Investing in silver presents an opportunity for the beleaguered middle-class taxpayer to defend himself, while 50% of the population pays no taxes (and the same with corporate entities, such as General Motors and General Electric). Gold and silver provide a safe haven despite high prices because none of the budgetary, political and monetary concerns await resolution.
We hear of bubbles, but gold and silver are still a small part of global financial assets. The price of gold in 1980 represented four times what it is today. China may be reentering the metals markets after taking a brief seventh-inning stretch adding impetus to the upward move in precious metals. Over 19 central banks were net buyers in the year 2010. This still leaves plenty of banks waiting in the wings. Gold supplies from scrap metals fell in 2010, while gold prices were higher, signifying that people are holding onto their scrap as they feel prices are going higher.

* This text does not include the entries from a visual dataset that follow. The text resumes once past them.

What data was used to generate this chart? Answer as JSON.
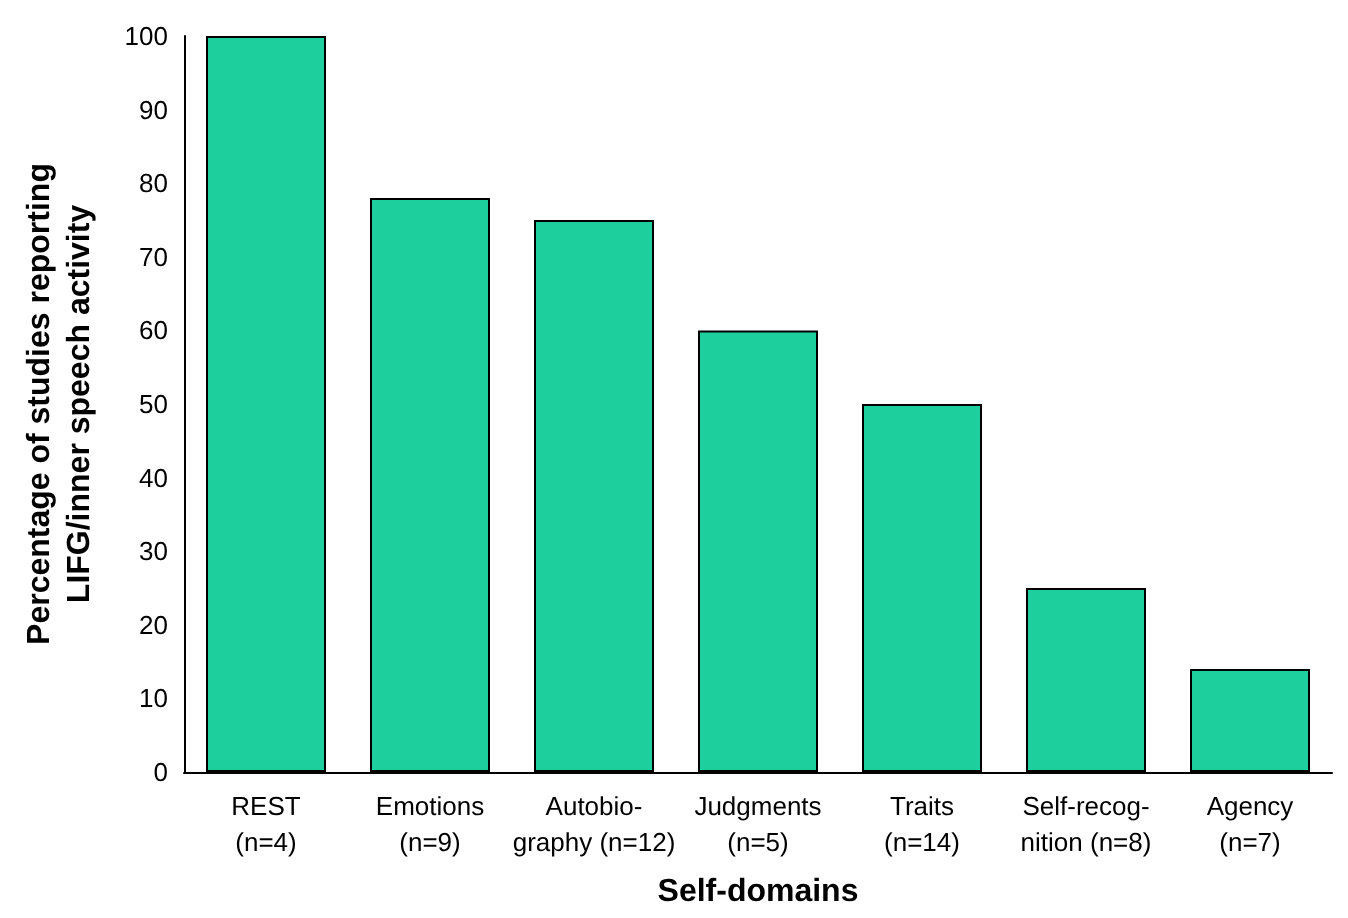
{
  "chart_data": {
    "type": "bar",
    "categories": [
      "REST\n(n=4)",
      "Emotions\n(n=9)",
      "Autobio-\ngraphy (n=12)",
      "Judgments\n(n=5)",
      "Traits\n(n=14)",
      "Self-recog-\nnition (n=8)",
      "Agency\n(n=7)"
    ],
    "values": [
      100,
      78,
      75,
      60,
      50,
      25,
      14
    ],
    "color": "#1ccf9c",
    "xlabel": "Self-domains",
    "ylabel": "Percentage of studies reporting\nLIFG/inner speech activity",
    "ylim": [
      0,
      100
    ],
    "yticks": [
      0,
      10,
      20,
      30,
      40,
      50,
      60,
      70,
      80,
      90,
      100
    ],
    "grid": false
  }
}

Protection against untenable fiscal imbalances and currency debasement is one of the few ways the middle class can defend themselves. Always remember that precious metals are on a long-term rising cycle and will remain a profitable focus for years to come. Oftentimes the precious metals cycle moves slowly, yet it bends upward. Long term U.S. debt and the U.S. dollar are in secular downtrends.

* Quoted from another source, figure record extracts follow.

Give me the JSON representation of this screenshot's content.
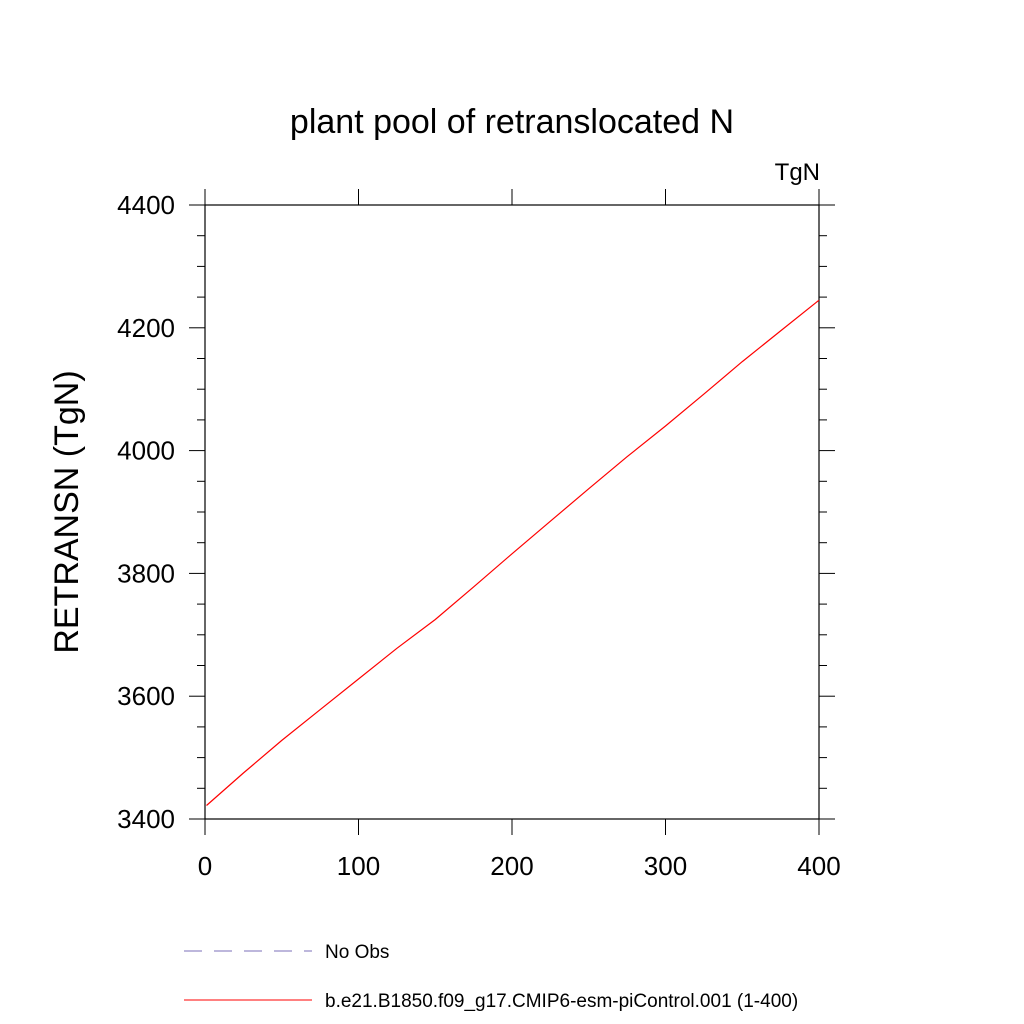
{
  "chart_data": {
    "type": "line",
    "title": "plant pool of retranslocated N",
    "units_label": "TgN",
    "ylabel": "RETRANSN  (TgN)",
    "xlabel": "",
    "xlim": [
      0,
      400
    ],
    "ylim": [
      3400,
      4400
    ],
    "x_ticks": [
      0,
      100,
      200,
      300,
      400
    ],
    "y_ticks": [
      3400,
      3600,
      3800,
      4000,
      4200,
      4400
    ],
    "x_tick_labels": [
      "0",
      "100",
      "200",
      "300",
      "400"
    ],
    "y_tick_labels": [
      "3400",
      "3600",
      "3800",
      "4000",
      "4200",
      "4400"
    ],
    "grid": false,
    "legend_position": "bottom",
    "series": [
      {
        "name": "b.e21.B1850.f09_g17.CMIP6-esm-piControl.001 (1-400)",
        "color": "#ff0000",
        "style": "solid",
        "x": [
          1,
          25,
          50,
          75,
          100,
          125,
          150,
          175,
          200,
          225,
          250,
          275,
          300,
          325,
          350,
          375,
          400
        ],
        "values": [
          3422,
          3475,
          3528,
          3578,
          3628,
          3678,
          3725,
          3778,
          3832,
          3885,
          3938,
          3990,
          4040,
          4092,
          4145,
          4195,
          4245
        ]
      }
    ],
    "legend": [
      {
        "label": "No Obs",
        "color": "#7b6fb8",
        "style": "dashed"
      },
      {
        "label": "b.e21.B1850.f09_g17.CMIP6-esm-piControl.001 (1-400)",
        "color": "#ff0000",
        "style": "solid"
      }
    ]
  }
}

I am acutely aware that our valuable service has protected investors in this climate. Since the depths of the credit crisis, I have been alerting my readers to protect their assets through movement away from the U.S. dollar and into the safe harbor of precious metals and natural resources.
There are many concerns about the falling dollar against the rising euro as this may put pressure on debt-ridden countries such as Greece, Portugal and Ireland. The question on the table is how should investors react in such a scenario. As the middle class loses buying power daily, supporting corporate thieves and non-tax-paying entitlement brigands, we stand ready to monitor this situation on an hourly basis. If economic weakness occurs in the eurozone due to rapid currency appreciation you can be sure central banks will continue to ease liquidity into the system.
For the time-being, as we approach our measured targets in gold at $1600, it might be prudent to use this benchmark as a metric to dictate a commensurate sale. Playing with the house's money is a conservative position in a highly manipulated market. Remember: The Fed is answerable to no one, and with one stroke could cause a temporary short-lived selloff in precious metals. Notice how Goldman Sachs this week came out with a bearish report on commodities. In yesteryear's markets this may have caused a prolonged decline, yet investors have shrugged off that report. Commodities have rebounded since that release.
One technique you can use to secure these hard-earned gains is to follow the 20-day moving average, which has historically proven to be an excellent short-term indicator as a trailing stop loss. If gold or silver breaks below the 20-day or short-term trend, then one can secure profits and not have to sit through a sell-off on the upward secular path.
I believe we are about halfway from the January buy signal to our $1600. My timeframe is that precious metals should still see strength into the end of May or early June.